Transatlantic Palettes: Exploring Puerto Rican Artists’ Pigments
Collaboration with the Museo de Arte de Puerto Rico led to new insights about painters' materials and revisions
The influences of European training on Puerto Rican artists have been traced through studies of how Caribbean-born artists worked with Spanish artists who came to the island, or how these artists trained in France, Spain, and Italy. Puerto Rican artists from the second half of the 19th century studied both Old Masters and Impressionists who were transforming artistic traditions and subjects. These influences are not only based in training, however; they are also material, based in the pigments that became commercially available from Europe starting in the 19th century. They translated these techniques and subjects to a specifically Puerto Rican milieu in their own works, at a moment of significant political change after the United States annexed the island in 1898.Researchers from the Center for Scientific Studies in the Arts examined eleven paintings by four Puerto Rican artists who worked from the late 18th through early 20th centuries. Using portable imaging instruments, the research was conducted in situ at the Museo de Arte de Puerto Rico in San Juan, in collaboration with the Corporación de las Artes Musicales. Noninvasive macro-X-ray fluorescence (MA-XRF) and microinvasive reflectance imaging spectroscopy (RIS) were applied to examine the pigments these artists used in their palettes, providing insight into how they sourced their materials.
The study focused on four Puerto Rican artists:
Often called the “father of Puerto Rican painting” and the son of a freed slave, José Campeche (1751–1809) painted religious scenes and portraits of Puerto Rican governors. Campeche worked more than a century earlier than the artists who were the primary focus of the investigation, but study of his processes indicates some of the early Spanish-colonial era exchanges. Pigment analysis of Campeche’s paintings reveals the use of Prussian blue and rose madder, which he likely learned about from the Spanish painter Luis Paret y Alcázar, who had been exiled to Puerto Rico.Francisco Oller (1833–1917) was born in San Juan and received initial training there, before moving abroad for academic study in Spain and France, where he introduced Camille Pisarro (another Caribbean native from the Danish West Indies) to Paul Cezanne. When Oller returned to Puerto Rico, he applied his European training to local subjects, producing landscapes and still lifes. MA-XRF mapping of Oller’s paintings revealed some surprises about his palette, including the presence of distinctive synthetic yellow lake pigments that are known to have been developed and made commercially available in 1910. Synthetic organic pigments like these yellow lakes were developed in the late nineteenth and early twentieth century as paint manufacturers expanded their commercial offerings. Identifying the synthetic pigments thus enabled researchers to refine the dates of the paintings to post-1910, rather than their prior assigned dates of ca. 1890. This discovery in Oller’s works led to adjusting the dating of two paintings that contained –indicating that he continued painting until the end of his life.

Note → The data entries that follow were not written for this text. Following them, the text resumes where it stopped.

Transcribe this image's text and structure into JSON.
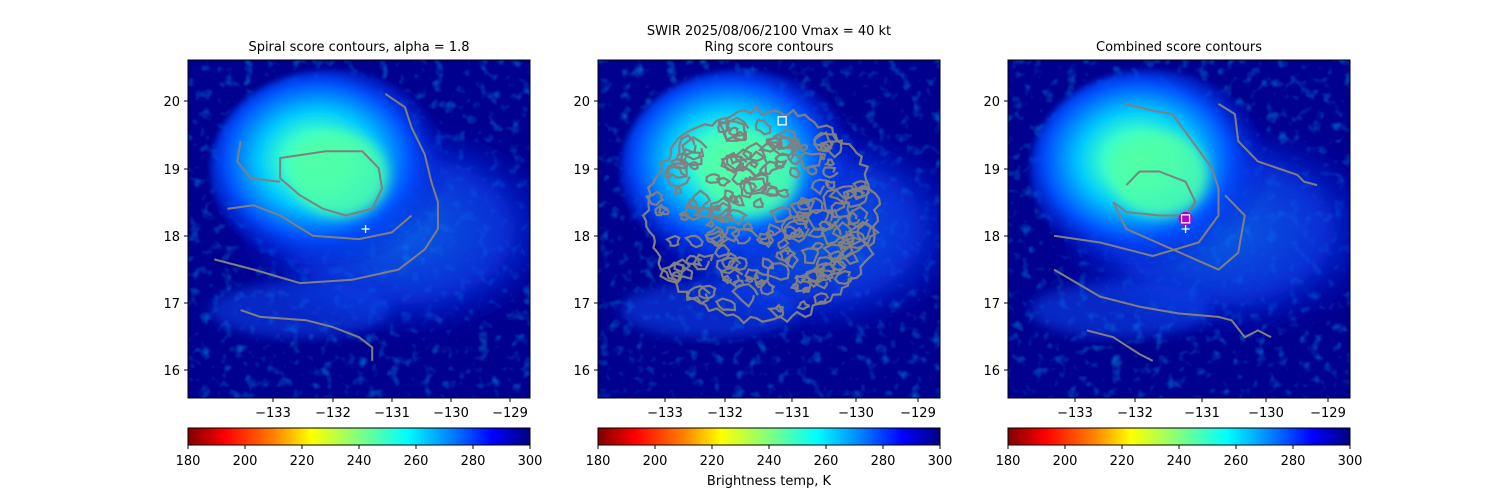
{
  "suptitle": "SWIR  2025/08/06/2100    Vmax = 40 kt",
  "colorbar_label": "Brightness temp, K",
  "colors": {
    "background_field": "#00008f",
    "contour": "#808080",
    "marker_plus": "#ffffff",
    "marker_square": "#ffffff",
    "marker_circle": "#b000c8",
    "colormap": [
      "#800000",
      "#ff0000",
      "#ff8000",
      "#ffff00",
      "#80ff80",
      "#00ffff",
      "#0080ff",
      "#0000ff",
      "#000080"
    ]
  },
  "chart_data": [
    {
      "type": "heatmap",
      "title": "Spiral score contours, alpha =  1.8",
      "xlim": [
        -134.0,
        -128.8
      ],
      "ylim": [
        15.6,
        20.6
      ],
      "xticks": [
        "−133",
        "−132",
        "−131",
        "−130",
        "−129"
      ],
      "yticks": [
        "16",
        "17",
        "18",
        "19",
        "20"
      ],
      "colorbar": {
        "min": 180,
        "max": 300,
        "ticks": [
          "180",
          "200",
          "220",
          "240",
          "260",
          "280",
          "300"
        ]
      },
      "markers": [
        {
          "kind": "plus",
          "lon": -131.3,
          "lat": 18.1
        }
      ],
      "contours": [
        [
          [
            -131.0,
            20.1
          ],
          [
            -130.7,
            19.9
          ],
          [
            -130.6,
            19.6
          ],
          [
            -130.4,
            19.2
          ],
          [
            -130.3,
            18.8
          ],
          [
            -130.2,
            18.5
          ],
          [
            -130.2,
            18.1
          ],
          [
            -130.4,
            17.8
          ],
          [
            -130.8,
            17.5
          ],
          [
            -131.5,
            17.35
          ],
          [
            -132.3,
            17.3
          ],
          [
            -133.0,
            17.5
          ],
          [
            -133.6,
            17.65
          ]
        ],
        [
          [
            -131.9,
            19.25
          ],
          [
            -131.35,
            19.25
          ],
          [
            -131.1,
            19.0
          ],
          [
            -131.05,
            18.7
          ],
          [
            -131.2,
            18.4
          ],
          [
            -131.6,
            18.3
          ],
          [
            -131.95,
            18.4
          ],
          [
            -132.3,
            18.6
          ],
          [
            -132.6,
            18.85
          ],
          [
            -132.6,
            19.15
          ],
          [
            -131.9,
            19.25
          ]
        ],
        [
          [
            -133.2,
            19.4
          ],
          [
            -133.25,
            19.1
          ],
          [
            -133.05,
            18.85
          ],
          [
            -132.6,
            18.8
          ]
        ],
        [
          [
            -133.4,
            18.4
          ],
          [
            -133.0,
            18.45
          ],
          [
            -132.6,
            18.3
          ],
          [
            -132.1,
            18.0
          ],
          [
            -131.4,
            17.95
          ],
          [
            -130.9,
            18.05
          ],
          [
            -130.6,
            18.3
          ]
        ],
        [
          [
            -133.2,
            16.9
          ],
          [
            -132.9,
            16.8
          ],
          [
            -132.2,
            16.75
          ],
          [
            -131.8,
            16.65
          ],
          [
            -131.4,
            16.5
          ],
          [
            -131.2,
            16.35
          ],
          [
            -131.2,
            16.15
          ]
        ]
      ]
    },
    {
      "type": "heatmap",
      "title": "Ring score contours",
      "xlim": [
        -134.0,
        -128.8
      ],
      "ylim": [
        15.6,
        20.6
      ],
      "xticks": [
        "−133",
        "−132",
        "−131",
        "−130",
        "−129"
      ],
      "yticks": [
        "16",
        "17",
        "18",
        "19",
        "20"
      ],
      "colorbar": {
        "min": 180,
        "max": 300,
        "ticks": [
          "180",
          "200",
          "220",
          "240",
          "260",
          "280",
          "300"
        ]
      },
      "markers": [
        {
          "kind": "square",
          "lon": -131.2,
          "lat": 19.7
        }
      ],
      "ring": {
        "center": [
          -131.5,
          18.3
        ],
        "radius": [
          1.75,
          1.55
        ]
      }
    },
    {
      "type": "heatmap",
      "title": "Combined score contours",
      "xlim": [
        -134.0,
        -128.8
      ],
      "ylim": [
        15.6,
        20.6
      ],
      "xticks": [
        "−133",
        "−132",
        "−131",
        "−130",
        "−129"
      ],
      "yticks": [
        "16",
        "17",
        "18",
        "19",
        "20"
      ],
      "colorbar": {
        "min": 180,
        "max": 300,
        "ticks": [
          "180",
          "200",
          "220",
          "240",
          "260",
          "280",
          "300"
        ]
      },
      "markers": [
        {
          "kind": "circle",
          "lon": -131.3,
          "lat": 18.25
        },
        {
          "kind": "square",
          "lon": -131.3,
          "lat": 18.25
        },
        {
          "kind": "plus",
          "lon": -131.3,
          "lat": 18.1
        }
      ],
      "contours": [
        [
          [
            -132.2,
            19.95
          ],
          [
            -131.8,
            19.85
          ],
          [
            -131.5,
            19.8
          ],
          [
            -131.2,
            19.4
          ],
          [
            -130.9,
            19.0
          ],
          [
            -130.8,
            18.7
          ],
          [
            -130.8,
            18.3
          ],
          [
            -131.1,
            17.9
          ],
          [
            -131.8,
            17.7
          ],
          [
            -132.6,
            17.9
          ],
          [
            -133.3,
            18.0
          ]
        ],
        [
          [
            -132.2,
            18.75
          ],
          [
            -132.0,
            18.95
          ],
          [
            -131.7,
            18.95
          ],
          [
            -131.3,
            18.8
          ],
          [
            -131.15,
            18.5
          ],
          [
            -131.3,
            18.3
          ],
          [
            -131.7,
            18.3
          ],
          [
            -132.2,
            18.35
          ],
          [
            -132.4,
            18.5
          ]
        ],
        [
          [
            -130.8,
            19.95
          ],
          [
            -130.55,
            19.8
          ],
          [
            -130.5,
            19.4
          ],
          [
            -130.2,
            19.1
          ],
          [
            -129.6,
            18.9
          ],
          [
            -129.5,
            18.8
          ],
          [
            -129.3,
            18.75
          ]
        ],
        [
          [
            -132.4,
            18.5
          ],
          [
            -132.2,
            18.1
          ],
          [
            -131.5,
            17.8
          ],
          [
            -130.8,
            17.5
          ],
          [
            -130.5,
            17.75
          ],
          [
            -130.4,
            18.3
          ],
          [
            -130.7,
            18.6
          ]
        ],
        [
          [
            -133.3,
            17.5
          ],
          [
            -132.6,
            17.1
          ],
          [
            -132.0,
            16.95
          ],
          [
            -131.4,
            16.85
          ],
          [
            -130.8,
            16.8
          ],
          [
            -130.6,
            16.75
          ],
          [
            -130.4,
            16.5
          ],
          [
            -130.2,
            16.6
          ],
          [
            -130.0,
            16.5
          ]
        ],
        [
          [
            -132.8,
            16.6
          ],
          [
            -132.4,
            16.5
          ],
          [
            -132.0,
            16.25
          ],
          [
            -131.8,
            16.15
          ]
        ]
      ]
    }
  ]
}
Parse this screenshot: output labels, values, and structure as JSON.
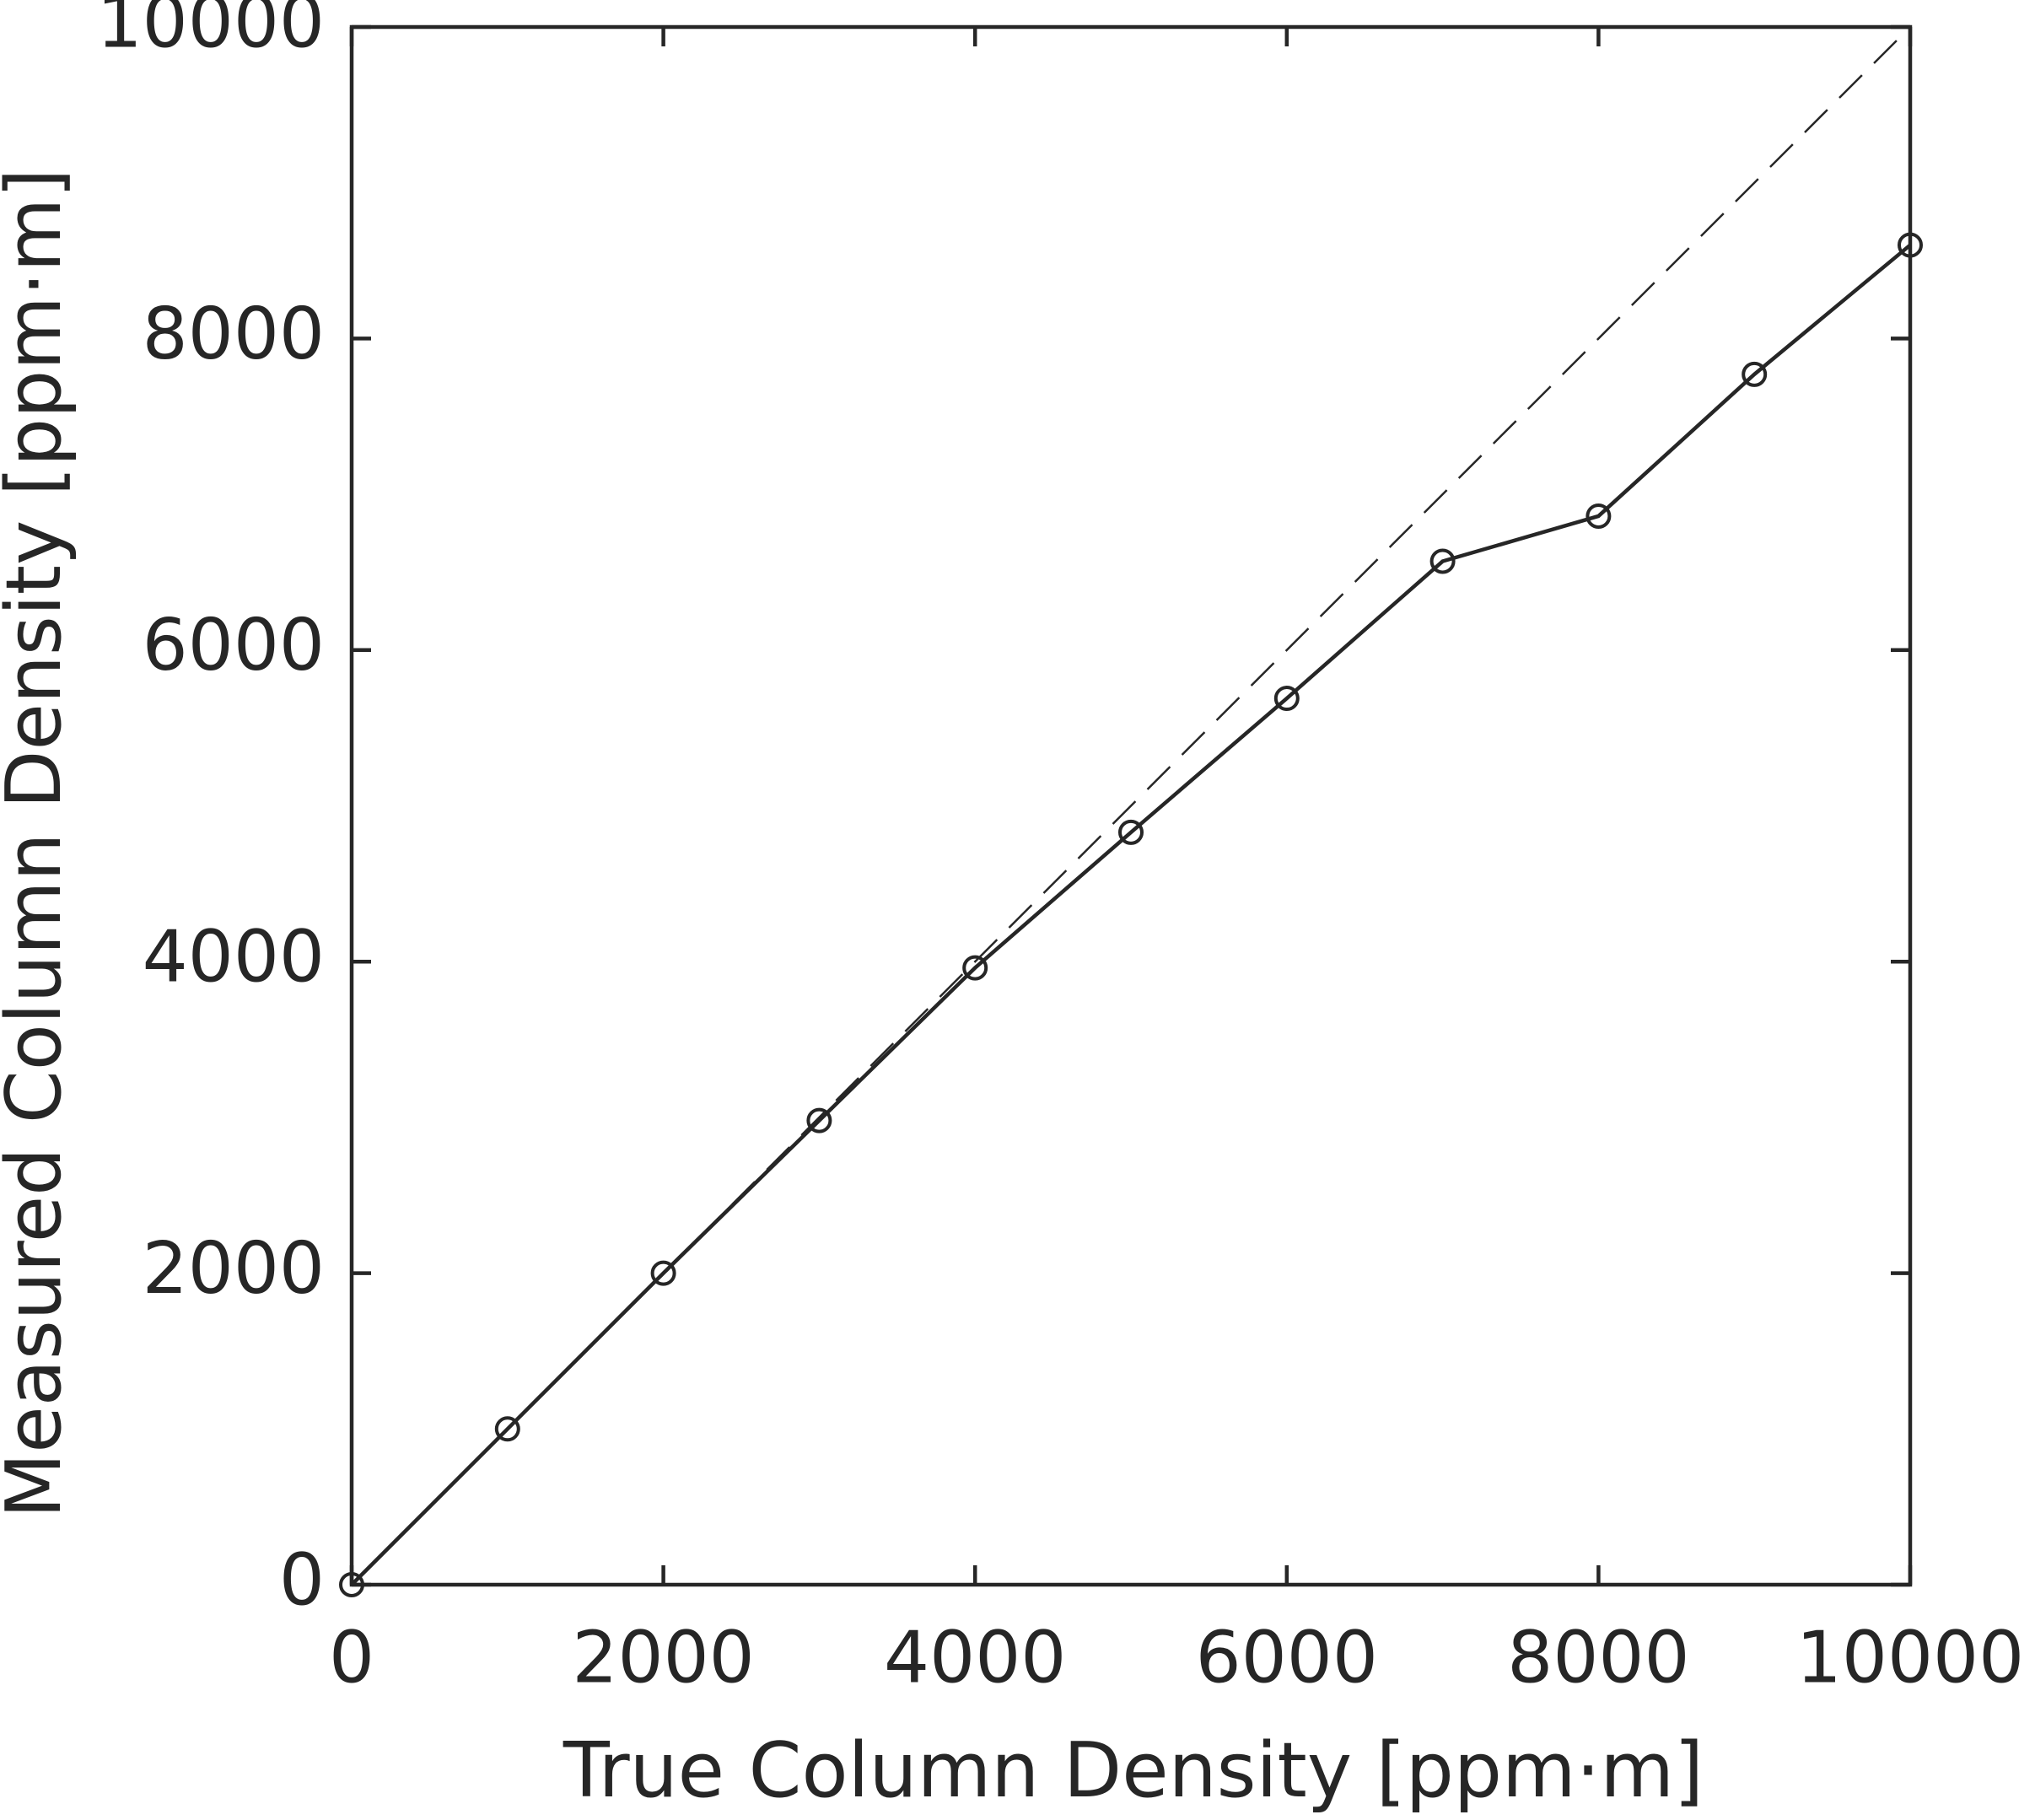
{
  "chart_data": {
    "type": "line",
    "xlabel": "True Column Density [ppm·m]",
    "ylabel": "Measured Column Density [ppm·m]",
    "x": [
      0,
      1000,
      2000,
      3000,
      4000,
      5000,
      6000,
      7000,
      8000,
      9000,
      10000
    ],
    "series": [
      {
        "color": "#262626",
        "marker": "circle",
        "dashed": false,
        "values": [
          0,
          1000,
          2000,
          2980,
          3960,
          4830,
          5690,
          6570,
          6860,
          7770,
          8600
        ]
      },
      {
        "color": "#262626",
        "marker": "none",
        "dashed": true,
        "x": [
          0,
          10000
        ],
        "values": [
          0,
          10000
        ]
      }
    ],
    "xlim": [
      0,
      10000
    ],
    "ylim": [
      0,
      10000
    ],
    "xticks": [
      0,
      2000,
      4000,
      6000,
      8000,
      10000
    ],
    "yticks": [
      0,
      2000,
      4000,
      6000,
      8000,
      10000
    ],
    "grid": false
  }
}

José Cuchi y Arnau (1857–1925) studied engineering in the United States before studying at the Escuela Especial de Pintura in Madrid. Gifted in a variety of media including oil painting, watercolor, and illustration, he produced under his signed name “Cuchy” popular illustrations for Madrid Comico and illustrated books by Victor Hugo and Chateaubriand. He was awarded a gold medal at the Paris Exposition Universelle in 1900. When he returned to Puerto Rico, he applied his talent for expression to oil portraits of local figures, including La Chula and Mujer en la Playa, analyzed in this technical study.
Ramon Frade (1875–1954) was born in Puerto Rico and adopted by a family in the Dominican Republic, where he trained with Spanish, French, and Dominican teachers, before traveling to Italy for additional study. He exhibited at the Paris Salon in 1900. He returned to the Caribbean and traveled to Cuba and the Dominican Republic to paint scenes of everyday life, including portraits of laborers. The analysis revealed a significant modification made by the artist in Reverie d’ amour (1905), but the reasons behind this modification remain unknown.
The technical investigation of these artists’ works reveals pigments that are typical for late 19th/early twentieth century palettes. These pigments were produced by a variety of commercial paint manufacturers in Europe, indicating the Puerto Rican artists’ training and continued interactions with transatlantic networks throughout their careers. These results demonstrate the importance of integrated studies, including noninvasive imaging and microinvasive molecular techniques, in concert with archival studies to further investigate these networks of material exchange among artists on both sides of the Atlantic.
Publication:
Vermeulen, M., A. S. Ortiz Miranda, D. Tamburini, S. E. Rivera Delgado, and M. Walton. 2022. “A Multi-Analytical Study of the Palette of Impressionist and Post-Impressionist Puerto Rican Artists.” Heritage Science 10:44.